Key strength: Extremely fast inference — milliseconds to seconds per forecast step on appropriate hardware. Strong documented performance at 24–72 hour lead times. The 3D transformer architecture is interesting from a modeling perspective and has influenced subsequent work.
Key limitation: 7-day effective lead time is shorter than GraphCast (10 days) or GenCast (15 days). Deterministic like GraphCast — no ensemble or uncertainty output. Less tooling and community support outside Huawei’s own platform.

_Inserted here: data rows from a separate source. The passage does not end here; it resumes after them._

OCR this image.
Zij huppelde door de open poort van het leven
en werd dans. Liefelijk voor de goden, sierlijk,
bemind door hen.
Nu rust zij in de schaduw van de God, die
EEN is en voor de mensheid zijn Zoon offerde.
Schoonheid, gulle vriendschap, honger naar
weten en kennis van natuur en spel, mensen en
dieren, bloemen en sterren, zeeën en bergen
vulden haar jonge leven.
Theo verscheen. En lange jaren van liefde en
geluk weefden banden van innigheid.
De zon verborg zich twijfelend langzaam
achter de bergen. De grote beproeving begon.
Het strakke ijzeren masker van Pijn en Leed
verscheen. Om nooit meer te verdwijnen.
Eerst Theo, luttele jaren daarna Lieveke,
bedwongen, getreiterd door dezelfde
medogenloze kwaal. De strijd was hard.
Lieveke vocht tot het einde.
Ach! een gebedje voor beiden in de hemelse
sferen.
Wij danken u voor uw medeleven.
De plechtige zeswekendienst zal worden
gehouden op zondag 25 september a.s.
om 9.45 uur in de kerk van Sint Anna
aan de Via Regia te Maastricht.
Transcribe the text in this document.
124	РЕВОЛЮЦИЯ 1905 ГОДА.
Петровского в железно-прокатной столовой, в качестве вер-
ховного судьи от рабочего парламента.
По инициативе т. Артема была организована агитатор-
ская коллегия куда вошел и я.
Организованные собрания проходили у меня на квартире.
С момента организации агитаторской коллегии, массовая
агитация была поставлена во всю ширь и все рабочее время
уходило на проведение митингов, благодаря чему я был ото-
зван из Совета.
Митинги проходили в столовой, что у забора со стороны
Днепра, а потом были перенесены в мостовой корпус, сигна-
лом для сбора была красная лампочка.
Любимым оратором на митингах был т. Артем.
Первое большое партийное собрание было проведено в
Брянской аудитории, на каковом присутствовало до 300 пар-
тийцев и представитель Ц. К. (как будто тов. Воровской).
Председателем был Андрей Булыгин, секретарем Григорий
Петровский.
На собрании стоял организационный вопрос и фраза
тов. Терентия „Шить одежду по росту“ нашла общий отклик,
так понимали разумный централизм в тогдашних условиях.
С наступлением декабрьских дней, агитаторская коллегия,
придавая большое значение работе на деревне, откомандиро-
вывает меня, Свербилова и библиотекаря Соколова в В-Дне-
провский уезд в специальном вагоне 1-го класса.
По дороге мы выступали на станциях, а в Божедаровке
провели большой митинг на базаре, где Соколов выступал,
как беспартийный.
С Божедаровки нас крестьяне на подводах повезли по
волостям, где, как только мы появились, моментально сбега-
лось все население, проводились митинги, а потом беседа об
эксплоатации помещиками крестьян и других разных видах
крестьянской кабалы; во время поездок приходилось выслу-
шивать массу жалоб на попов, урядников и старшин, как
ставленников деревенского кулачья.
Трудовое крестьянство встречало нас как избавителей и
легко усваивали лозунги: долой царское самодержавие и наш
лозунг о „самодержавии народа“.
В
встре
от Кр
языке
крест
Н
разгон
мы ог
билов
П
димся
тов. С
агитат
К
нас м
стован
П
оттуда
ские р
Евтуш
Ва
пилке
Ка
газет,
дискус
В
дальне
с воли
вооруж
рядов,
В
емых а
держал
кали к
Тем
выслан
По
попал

Which one for your research?
| Research question | Best tool |
|---|---|
| Benchmark AI vs. NWP for medium-range forecasting | GraphCast (most validated baseline) |
| Probabilistic prediction / uncertainty quantification | GenCast |
| Extreme event probability estimation | GenCast |
| High-throughput operational forecasting at speed | Pangu-Weather |
| Studying short-range (1–3 day) AI forecast accuracy | Pangu-Weather or GraphCast |
| Teaching or demonstrating AI weather forecasting | GraphCast (most documentation and examples) |
What these models don’t do
All three are global medium-range atmosphere models, which means they:
- Don’t produce convection-scale or local forecasts — they operate at grid resolutions of ~0.25° (~28 km), not the scales relevant to severe local storms
- Don’t model ocean, land surface, or ice physics directly — they’re trained on ERA5 reanalysis data, not coupled earth-system models
- Aren’t designed for climate projection — they extrapolate from current state; they’re not the right tool for century-scale scenarios
- Require reanalysis data as input — typically ERA5 from ECMWF, which itself requires preprocessing pipelines
NVIDIA’s Earth-2 platform claims performance improvements across all three, but those comparisons are self-published rather than peer-reviewed. Treat them as unverified until independently benchmarked.